U.S. House Speaker Nancy Pelosi endorsed a modified North American trade pact Tuesday, declaring it is a significant improvement over the original North American Free Trade Agreement and over the first proposal from the White House.
"There is no question, of course, that this trade agreement is much better than NAFTA," Pelosi said at a Capitol Hill news conference announcing the deal. "It is infinitely better than what was initially proposed by the administration."
The agreement was made possible after congressional Democrats and the White House agreed on final terms, ending more than two years of talks that also included Canada and Mexico.
Pelosi and many other Democrats have long lambasted the original NAFTA accord, particularly the extensive trade-related job losses in the U.S. manufacturing sector.
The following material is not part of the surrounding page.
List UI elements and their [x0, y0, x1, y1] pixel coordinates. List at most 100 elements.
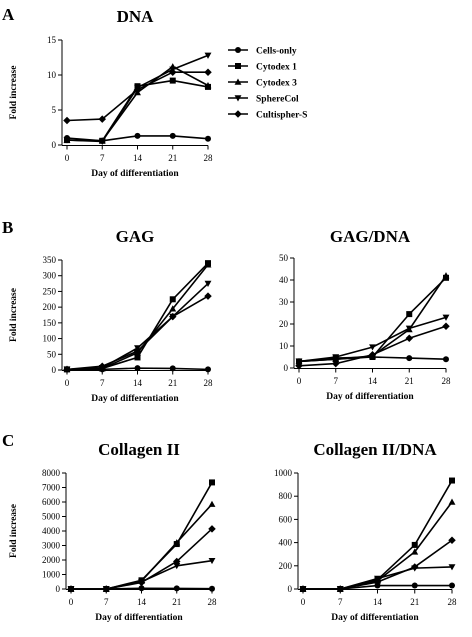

U.S. President Donald Trump noted on Twitter Tuesday his trade pact apparently received "very good Democrat" support and that the agreement "will be the best and most important trade deal ever made by the USA."
"Importantly," Trump continued, "we will finally end our Country's worst Trade Deal, NAFTA!"
As Republican leaders and lawmakers pushed Pelosi on the issue for months, Pelosi held extensive talks with the Trump administration to win stronger enforcement provisions, an apparently successful effort to win Democratic support.
She also painstakingly worked to get the support of labor, including an endorsement from the AFL-CIO, which is critical to getting congressional approval.
"For the first time, there truly will be enforceable labor standards," including a process allowing for inspections of factories, said AFL-CIO President Richard Trumka.
Weeks of negotiations, closely watched by Democratic labor allies, bought lawmakers and administration officials together.
The deal represents a significant victory for Trump who campaigned for the presidency on a promise to renegotiate or abolish NAFTA.
When a reporter asked at the news conference why she would give Trump a political victory, Pelosi responded, "We are declaring victory for the American worker."
NAFTA killed most tariffs and other trade barriers involving the U.S., Canada and Mexico.
The original NAFTA divided Democrats, but the new United States-Mexico-Canada Agreement (USMCA) is more protectionist and labor-friendly, indicating it may be more palatable to the Democratic Party.
An unlikely coalition of critics consisting of Trump, labor unions and many Democratic legislators considered NAFTA a job killer for the U.S. because it encouraged U.S. factories to relocate to Mexico to capitalize on the country's low-wage workers.
The proposed USMCA deal contains provisions designed to lure manufacturers back to the U.S.
It also includes updated labor regulations and more stringent enforcement provisions to hold Mexican companies more accountable on labor.
Officials from the U.S., Canada and Mexico met in Mexico Tuesday to discuss the new deal.
It requires U.S. congressional approval before it is ratified.